TN Gov’t Busy to Formally Address Madras HC Observation on Lack of Empirical Study to Back Gaming Ban
DMK Cabinet Completes Public Consultations on Two Weeks Worth of Research
The Dravida Munnetra Kazhagam (DMK) party-led state cabinet of Tamil Nadu gave a timeframe of five business days to the general public and any organizations that had an interest in the issue to submit their comments on the expert committee report that had earlier recommended a ban on online gaming for stakes. The committee had been given two weeks to research the risks arising from online gaming and advertising of games such as rummy and to draw up a report which would enable the state government to enact an ordinance on the matter.
“The need to ban, regulate online gambling has been brought to the attention of the Government. Leaders across Political Parties, Psychologists, Social activists etc. have been highlighting the ill effects of addiction to online games and gambling,” the official statement of the cabinet issued on Sunday, August 7 said and specified that interested parties could submit their feedback until Friday, August 12 to email@example.com.
“About 20 deaths have been reported in the recent past due to the financial distress caused because of online rummy… The Committee’s report is under the active consideration of the State Government,” the statement added.
In August 2021, the High Court of Madras struck down as unconstitutional an amendment to the Tamil Nadu Gaming Act, 1930, which had banned all forms of gaming, including games of skill, when played for a stake, leaving the purchase of an online lottery ticket as the only exception. The amendment was enacted in February by the previous state government led by the All India Anna Dravida Munnetra Kazhagam (AIADMK) party following a November 2020 Ordinance containing a similar prohibition.
What Can Be Expected from Tamil Nadu’s Upcoming New Ban on Gaming?
Regardless of the legal and constitutional aspect and the likelihood of a new online gaming ban adopted by the current DMK-led government surviving court scrutiny, the practical effectiveness of such a prohibition is rather questionable.
A recently published empirical study on the behavior of 78 thousand real money gamers reveals that Tamil Nadu has one of the highest amounts of online gamblers, regardless of any gaming bans in force and even though the state is far from having the highest population in India.
The geographical analysis of primary organic traffic data on player visits, registrations and gaming sessions shows that Tamil Nadu with its population of 77.8 million (according to 2019 data) has supplied 8.1 percent of gambling users.
This result is comparable to the 8.2 percent of gamblers provided by Uttar Pradesh, the most populous state in the country with 237.8 million inhabitants.
Moreover, if we look at the example of the ban on crypto casinos in the US, we can see that such prohibitive measures do not really work, as Americans are using virtual private networks (VPNs) and other similar means to access such sites.
Considering how a legislative giant like the USA is struggling to make unwanted offshore sites unavailable for its citizens, it is difficult to imagine an Indian state being able to do a better job making a gaming ban effective.

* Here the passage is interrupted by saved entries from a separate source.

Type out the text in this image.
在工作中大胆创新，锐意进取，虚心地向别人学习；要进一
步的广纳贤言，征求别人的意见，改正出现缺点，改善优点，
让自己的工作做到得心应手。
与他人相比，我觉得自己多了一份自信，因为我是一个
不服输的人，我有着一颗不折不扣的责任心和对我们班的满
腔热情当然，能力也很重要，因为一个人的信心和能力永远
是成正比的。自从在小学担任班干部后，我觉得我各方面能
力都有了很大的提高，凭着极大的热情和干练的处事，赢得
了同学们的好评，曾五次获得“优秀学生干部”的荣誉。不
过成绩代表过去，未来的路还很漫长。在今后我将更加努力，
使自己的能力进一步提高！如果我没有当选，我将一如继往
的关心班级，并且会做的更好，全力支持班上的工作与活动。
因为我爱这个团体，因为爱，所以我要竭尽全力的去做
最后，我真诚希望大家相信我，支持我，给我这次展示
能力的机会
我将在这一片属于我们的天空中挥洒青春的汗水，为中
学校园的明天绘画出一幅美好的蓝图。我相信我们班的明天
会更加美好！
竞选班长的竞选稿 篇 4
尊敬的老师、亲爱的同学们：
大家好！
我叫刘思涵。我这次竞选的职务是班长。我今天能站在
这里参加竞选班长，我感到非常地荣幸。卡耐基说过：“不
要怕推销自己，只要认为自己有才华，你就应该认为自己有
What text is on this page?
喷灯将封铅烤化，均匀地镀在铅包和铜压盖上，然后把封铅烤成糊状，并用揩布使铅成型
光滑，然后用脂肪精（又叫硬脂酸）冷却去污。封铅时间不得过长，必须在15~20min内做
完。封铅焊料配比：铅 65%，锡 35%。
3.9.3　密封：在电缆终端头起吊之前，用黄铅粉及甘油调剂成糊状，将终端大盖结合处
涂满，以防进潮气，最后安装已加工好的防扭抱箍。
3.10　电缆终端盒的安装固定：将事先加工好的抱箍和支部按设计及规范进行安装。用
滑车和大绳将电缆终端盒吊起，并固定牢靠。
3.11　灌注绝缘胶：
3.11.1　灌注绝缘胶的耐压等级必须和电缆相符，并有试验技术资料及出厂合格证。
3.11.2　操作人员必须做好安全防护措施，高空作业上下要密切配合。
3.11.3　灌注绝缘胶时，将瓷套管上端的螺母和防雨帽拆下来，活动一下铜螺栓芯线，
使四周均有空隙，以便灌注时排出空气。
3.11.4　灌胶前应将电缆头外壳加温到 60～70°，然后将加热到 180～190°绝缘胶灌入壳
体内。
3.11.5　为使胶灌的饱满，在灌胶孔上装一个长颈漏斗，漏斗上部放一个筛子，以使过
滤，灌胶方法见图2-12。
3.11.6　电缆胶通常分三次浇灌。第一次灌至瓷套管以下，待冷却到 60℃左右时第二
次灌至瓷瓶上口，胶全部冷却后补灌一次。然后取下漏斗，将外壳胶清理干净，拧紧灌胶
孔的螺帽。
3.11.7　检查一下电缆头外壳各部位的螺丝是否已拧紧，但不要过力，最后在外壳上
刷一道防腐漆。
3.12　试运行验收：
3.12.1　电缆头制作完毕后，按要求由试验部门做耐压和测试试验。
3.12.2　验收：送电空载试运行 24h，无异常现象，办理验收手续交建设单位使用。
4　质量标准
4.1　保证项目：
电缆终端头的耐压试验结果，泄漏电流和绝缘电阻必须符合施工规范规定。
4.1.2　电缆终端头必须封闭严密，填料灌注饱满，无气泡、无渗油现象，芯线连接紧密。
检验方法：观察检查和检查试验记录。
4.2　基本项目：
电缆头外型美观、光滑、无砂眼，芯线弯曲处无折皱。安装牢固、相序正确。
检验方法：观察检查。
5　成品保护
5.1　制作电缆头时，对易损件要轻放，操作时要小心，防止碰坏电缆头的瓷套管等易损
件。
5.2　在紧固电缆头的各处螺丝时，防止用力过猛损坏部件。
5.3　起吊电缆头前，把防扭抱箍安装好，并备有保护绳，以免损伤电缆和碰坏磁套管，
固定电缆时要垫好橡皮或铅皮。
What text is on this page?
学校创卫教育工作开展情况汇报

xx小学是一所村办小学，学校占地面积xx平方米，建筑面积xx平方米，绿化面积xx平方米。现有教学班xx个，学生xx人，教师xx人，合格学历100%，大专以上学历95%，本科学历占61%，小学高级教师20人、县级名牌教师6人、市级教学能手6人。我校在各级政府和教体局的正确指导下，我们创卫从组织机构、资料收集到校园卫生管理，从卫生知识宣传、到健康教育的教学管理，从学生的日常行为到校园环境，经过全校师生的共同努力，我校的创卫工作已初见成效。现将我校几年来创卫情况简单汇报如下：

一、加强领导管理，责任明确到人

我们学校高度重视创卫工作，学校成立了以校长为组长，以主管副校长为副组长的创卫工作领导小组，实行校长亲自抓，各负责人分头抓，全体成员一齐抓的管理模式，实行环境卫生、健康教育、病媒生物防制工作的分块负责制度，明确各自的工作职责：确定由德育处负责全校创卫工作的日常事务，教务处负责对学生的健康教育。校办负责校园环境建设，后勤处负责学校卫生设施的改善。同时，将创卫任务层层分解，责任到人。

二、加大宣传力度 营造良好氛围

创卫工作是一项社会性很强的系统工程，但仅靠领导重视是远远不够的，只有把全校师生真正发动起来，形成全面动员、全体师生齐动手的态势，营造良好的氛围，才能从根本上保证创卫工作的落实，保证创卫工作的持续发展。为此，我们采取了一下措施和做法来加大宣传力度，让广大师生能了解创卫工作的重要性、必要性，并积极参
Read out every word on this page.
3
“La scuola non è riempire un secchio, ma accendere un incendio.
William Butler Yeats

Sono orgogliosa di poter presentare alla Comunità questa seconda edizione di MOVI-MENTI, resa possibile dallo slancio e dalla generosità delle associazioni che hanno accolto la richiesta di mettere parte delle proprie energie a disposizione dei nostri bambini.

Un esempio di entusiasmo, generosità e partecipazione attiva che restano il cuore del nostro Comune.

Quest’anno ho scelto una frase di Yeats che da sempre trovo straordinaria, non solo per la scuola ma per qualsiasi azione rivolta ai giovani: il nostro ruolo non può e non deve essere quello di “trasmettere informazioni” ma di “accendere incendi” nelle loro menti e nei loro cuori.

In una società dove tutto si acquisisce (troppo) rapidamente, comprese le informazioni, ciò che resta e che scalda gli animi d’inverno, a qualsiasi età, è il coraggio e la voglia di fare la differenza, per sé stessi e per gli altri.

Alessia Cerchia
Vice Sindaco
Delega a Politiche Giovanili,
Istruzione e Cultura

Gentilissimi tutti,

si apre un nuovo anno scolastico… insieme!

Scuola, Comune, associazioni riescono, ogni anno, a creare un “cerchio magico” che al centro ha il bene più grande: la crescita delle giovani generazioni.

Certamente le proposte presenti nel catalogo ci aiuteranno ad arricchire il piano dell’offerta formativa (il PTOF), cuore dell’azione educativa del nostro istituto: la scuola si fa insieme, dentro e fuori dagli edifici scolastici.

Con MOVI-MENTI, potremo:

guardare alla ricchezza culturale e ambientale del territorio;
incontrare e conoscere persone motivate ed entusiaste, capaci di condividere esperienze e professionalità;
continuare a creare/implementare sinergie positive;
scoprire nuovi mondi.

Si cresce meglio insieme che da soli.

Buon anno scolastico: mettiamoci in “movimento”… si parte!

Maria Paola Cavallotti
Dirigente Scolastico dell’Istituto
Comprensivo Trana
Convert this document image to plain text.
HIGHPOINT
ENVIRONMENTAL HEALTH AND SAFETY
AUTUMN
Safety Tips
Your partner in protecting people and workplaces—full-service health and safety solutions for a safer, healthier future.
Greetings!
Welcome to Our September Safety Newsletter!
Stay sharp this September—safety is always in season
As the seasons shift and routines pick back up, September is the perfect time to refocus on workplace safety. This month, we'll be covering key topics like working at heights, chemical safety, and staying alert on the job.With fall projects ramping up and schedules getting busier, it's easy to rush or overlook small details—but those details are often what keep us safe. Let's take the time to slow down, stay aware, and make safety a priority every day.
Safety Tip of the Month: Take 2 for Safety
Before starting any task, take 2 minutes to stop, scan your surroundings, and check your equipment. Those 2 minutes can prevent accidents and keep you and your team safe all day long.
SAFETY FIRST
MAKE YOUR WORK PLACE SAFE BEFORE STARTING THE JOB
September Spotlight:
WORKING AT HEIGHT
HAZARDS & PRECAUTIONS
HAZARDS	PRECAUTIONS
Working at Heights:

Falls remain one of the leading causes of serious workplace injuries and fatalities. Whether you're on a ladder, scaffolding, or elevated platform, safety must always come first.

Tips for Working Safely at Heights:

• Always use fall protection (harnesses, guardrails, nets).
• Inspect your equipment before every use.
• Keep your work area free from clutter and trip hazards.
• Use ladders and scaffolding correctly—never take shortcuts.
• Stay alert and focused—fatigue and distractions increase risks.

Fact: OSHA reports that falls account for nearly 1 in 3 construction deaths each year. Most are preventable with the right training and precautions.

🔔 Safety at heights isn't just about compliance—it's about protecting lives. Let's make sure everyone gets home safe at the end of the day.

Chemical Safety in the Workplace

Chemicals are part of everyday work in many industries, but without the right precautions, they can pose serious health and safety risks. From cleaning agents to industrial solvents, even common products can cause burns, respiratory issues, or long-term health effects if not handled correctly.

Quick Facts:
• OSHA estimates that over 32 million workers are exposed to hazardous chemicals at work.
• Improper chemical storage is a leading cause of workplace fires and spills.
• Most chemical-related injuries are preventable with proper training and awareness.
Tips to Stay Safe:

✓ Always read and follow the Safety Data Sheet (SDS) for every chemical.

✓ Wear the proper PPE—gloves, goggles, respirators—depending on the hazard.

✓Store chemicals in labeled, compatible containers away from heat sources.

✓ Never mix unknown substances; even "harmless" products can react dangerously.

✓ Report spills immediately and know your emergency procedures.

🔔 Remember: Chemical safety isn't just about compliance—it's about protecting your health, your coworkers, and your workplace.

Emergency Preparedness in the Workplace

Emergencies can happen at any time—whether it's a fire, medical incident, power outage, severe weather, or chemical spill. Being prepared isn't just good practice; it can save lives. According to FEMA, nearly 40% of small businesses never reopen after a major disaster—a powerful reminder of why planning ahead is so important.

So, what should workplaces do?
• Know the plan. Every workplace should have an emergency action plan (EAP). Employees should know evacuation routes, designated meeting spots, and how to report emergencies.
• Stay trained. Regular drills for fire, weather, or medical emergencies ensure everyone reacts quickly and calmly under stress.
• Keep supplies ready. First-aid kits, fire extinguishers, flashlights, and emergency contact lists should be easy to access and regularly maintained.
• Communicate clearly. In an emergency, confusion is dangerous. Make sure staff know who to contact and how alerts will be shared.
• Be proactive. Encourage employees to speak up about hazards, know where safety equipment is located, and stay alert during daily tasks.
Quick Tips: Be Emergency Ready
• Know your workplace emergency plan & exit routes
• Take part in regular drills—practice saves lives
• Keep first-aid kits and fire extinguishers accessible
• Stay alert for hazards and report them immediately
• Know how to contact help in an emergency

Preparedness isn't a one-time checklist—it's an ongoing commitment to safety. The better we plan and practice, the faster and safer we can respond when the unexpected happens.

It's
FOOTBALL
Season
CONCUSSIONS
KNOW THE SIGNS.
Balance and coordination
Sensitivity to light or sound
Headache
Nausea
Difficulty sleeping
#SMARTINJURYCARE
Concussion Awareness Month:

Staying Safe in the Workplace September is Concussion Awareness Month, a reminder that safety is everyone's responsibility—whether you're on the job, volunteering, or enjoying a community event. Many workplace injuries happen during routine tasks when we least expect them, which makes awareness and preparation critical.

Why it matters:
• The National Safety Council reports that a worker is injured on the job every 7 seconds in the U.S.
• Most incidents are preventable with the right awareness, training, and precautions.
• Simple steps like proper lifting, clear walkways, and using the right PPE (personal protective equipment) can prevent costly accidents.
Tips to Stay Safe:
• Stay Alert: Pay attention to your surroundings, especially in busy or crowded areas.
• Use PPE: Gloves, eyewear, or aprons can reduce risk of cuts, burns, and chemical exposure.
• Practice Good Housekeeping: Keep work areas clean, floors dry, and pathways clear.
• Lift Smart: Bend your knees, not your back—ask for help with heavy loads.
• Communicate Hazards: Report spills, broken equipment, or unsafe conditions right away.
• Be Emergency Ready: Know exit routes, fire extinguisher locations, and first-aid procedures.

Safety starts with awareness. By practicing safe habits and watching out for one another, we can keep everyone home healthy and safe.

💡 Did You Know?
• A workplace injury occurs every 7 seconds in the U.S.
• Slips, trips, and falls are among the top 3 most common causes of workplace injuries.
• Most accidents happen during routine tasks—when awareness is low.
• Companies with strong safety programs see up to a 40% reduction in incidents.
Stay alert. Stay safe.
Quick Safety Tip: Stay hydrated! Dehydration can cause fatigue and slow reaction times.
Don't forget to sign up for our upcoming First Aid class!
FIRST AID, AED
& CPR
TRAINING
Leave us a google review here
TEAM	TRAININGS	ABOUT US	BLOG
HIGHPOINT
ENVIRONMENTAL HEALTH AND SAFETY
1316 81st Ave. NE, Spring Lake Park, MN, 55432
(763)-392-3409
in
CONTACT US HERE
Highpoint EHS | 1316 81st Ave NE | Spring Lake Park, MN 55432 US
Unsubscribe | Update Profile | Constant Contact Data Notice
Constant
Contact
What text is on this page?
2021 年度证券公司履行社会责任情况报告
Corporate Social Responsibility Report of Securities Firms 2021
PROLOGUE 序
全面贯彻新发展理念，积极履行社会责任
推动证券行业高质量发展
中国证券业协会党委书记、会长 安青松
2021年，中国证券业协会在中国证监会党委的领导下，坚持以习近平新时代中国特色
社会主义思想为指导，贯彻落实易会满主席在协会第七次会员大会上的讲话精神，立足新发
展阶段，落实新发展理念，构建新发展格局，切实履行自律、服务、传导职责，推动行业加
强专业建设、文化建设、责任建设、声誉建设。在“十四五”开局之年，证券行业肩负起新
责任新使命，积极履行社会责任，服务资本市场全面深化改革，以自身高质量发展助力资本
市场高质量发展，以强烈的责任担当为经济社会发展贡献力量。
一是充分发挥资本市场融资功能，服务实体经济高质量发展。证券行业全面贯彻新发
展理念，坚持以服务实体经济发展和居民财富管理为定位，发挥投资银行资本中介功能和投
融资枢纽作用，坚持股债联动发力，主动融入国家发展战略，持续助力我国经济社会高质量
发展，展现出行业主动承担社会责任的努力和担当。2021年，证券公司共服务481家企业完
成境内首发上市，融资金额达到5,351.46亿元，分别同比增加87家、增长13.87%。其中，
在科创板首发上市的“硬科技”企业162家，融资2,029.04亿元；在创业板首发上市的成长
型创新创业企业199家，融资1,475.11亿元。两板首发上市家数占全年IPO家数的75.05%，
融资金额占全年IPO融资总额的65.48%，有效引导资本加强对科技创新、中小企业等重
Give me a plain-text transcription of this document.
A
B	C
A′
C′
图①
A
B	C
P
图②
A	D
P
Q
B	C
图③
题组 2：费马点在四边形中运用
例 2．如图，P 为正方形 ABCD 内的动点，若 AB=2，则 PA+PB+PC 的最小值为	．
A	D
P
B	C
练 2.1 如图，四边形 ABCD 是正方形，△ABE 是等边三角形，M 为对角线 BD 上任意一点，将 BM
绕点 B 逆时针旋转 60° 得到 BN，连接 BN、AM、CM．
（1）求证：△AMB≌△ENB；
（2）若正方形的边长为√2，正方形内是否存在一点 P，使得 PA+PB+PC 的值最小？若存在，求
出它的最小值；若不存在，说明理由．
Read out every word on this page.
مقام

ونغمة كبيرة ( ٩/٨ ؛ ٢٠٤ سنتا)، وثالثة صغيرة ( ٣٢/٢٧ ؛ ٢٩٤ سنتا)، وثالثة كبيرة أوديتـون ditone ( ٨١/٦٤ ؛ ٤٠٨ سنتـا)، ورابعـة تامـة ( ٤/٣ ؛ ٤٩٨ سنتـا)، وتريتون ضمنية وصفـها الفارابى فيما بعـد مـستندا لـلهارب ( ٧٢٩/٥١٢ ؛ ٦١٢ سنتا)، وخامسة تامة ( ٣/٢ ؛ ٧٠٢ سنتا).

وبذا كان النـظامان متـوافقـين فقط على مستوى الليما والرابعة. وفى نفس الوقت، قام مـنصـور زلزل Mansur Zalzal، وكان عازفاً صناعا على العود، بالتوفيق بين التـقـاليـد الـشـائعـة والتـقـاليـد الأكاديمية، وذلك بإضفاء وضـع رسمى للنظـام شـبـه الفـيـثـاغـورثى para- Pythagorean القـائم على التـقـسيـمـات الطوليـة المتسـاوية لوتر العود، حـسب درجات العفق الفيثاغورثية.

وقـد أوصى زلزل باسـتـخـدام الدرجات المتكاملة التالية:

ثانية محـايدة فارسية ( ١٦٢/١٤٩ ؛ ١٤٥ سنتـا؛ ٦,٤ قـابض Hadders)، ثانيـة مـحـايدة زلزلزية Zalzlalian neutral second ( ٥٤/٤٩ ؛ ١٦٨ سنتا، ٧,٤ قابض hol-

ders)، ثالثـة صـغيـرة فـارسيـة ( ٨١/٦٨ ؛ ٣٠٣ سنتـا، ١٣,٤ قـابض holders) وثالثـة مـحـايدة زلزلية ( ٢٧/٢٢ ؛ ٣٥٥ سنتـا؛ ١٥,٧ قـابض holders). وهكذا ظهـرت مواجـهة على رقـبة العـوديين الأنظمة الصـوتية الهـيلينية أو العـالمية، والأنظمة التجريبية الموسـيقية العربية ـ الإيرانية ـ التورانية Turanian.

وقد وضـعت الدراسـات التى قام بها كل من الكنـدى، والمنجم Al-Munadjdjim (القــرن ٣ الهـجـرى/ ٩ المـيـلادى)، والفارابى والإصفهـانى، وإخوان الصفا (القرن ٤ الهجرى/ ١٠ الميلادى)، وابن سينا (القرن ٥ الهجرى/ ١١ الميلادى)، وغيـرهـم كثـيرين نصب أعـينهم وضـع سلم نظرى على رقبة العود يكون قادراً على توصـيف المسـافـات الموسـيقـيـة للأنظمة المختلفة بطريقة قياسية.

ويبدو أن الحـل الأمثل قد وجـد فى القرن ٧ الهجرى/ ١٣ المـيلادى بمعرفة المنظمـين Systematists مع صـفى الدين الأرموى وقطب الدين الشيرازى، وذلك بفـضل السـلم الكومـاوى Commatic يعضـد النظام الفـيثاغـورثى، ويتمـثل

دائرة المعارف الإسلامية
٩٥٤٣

If the Tamil Nadu enacts a new gaming ban, instead of implementing a framework of sensible regulations that provide citizens with access to safe and licensed gaming products, the likely result is that players from the state will not stop playing but will be pushed to unregulated and often predatory sites which will create an even more destructive environment than today.
An Attempt to Solve the Lack of an Empirical Study
The Tamil Nadu government’s initiative to produce an expert committee’s report on the dangers of online gaming and their advertising, and to top it up with a public discussion with interested parties is an attempt to formally answer the Madras High Court observation that the enactment of the February 2021 gaming ban was not preceded by any empirical study or legislative discussion on the subject.
"If, prima facie, the impugned legislation is seen to impose restrictions or altogether curb the exercise of skill in a particular domain, the onus is on the State to justify not only the need therefor but also the extent thereof. No attempt has been made in such regard apart from the anecdotal reference to some suicides and the subjective perception of the evil of addiction," the HC bench commented in its ruling to overthrow the state’s gaming ban as unconstitutional.
It remains to be seen how satisfactory the two weeks worth of research by the expert committee will be seen by the court in the event that a new gaming ban is enacted in Tamil Nadu and it is subsequently challenged like the previous one.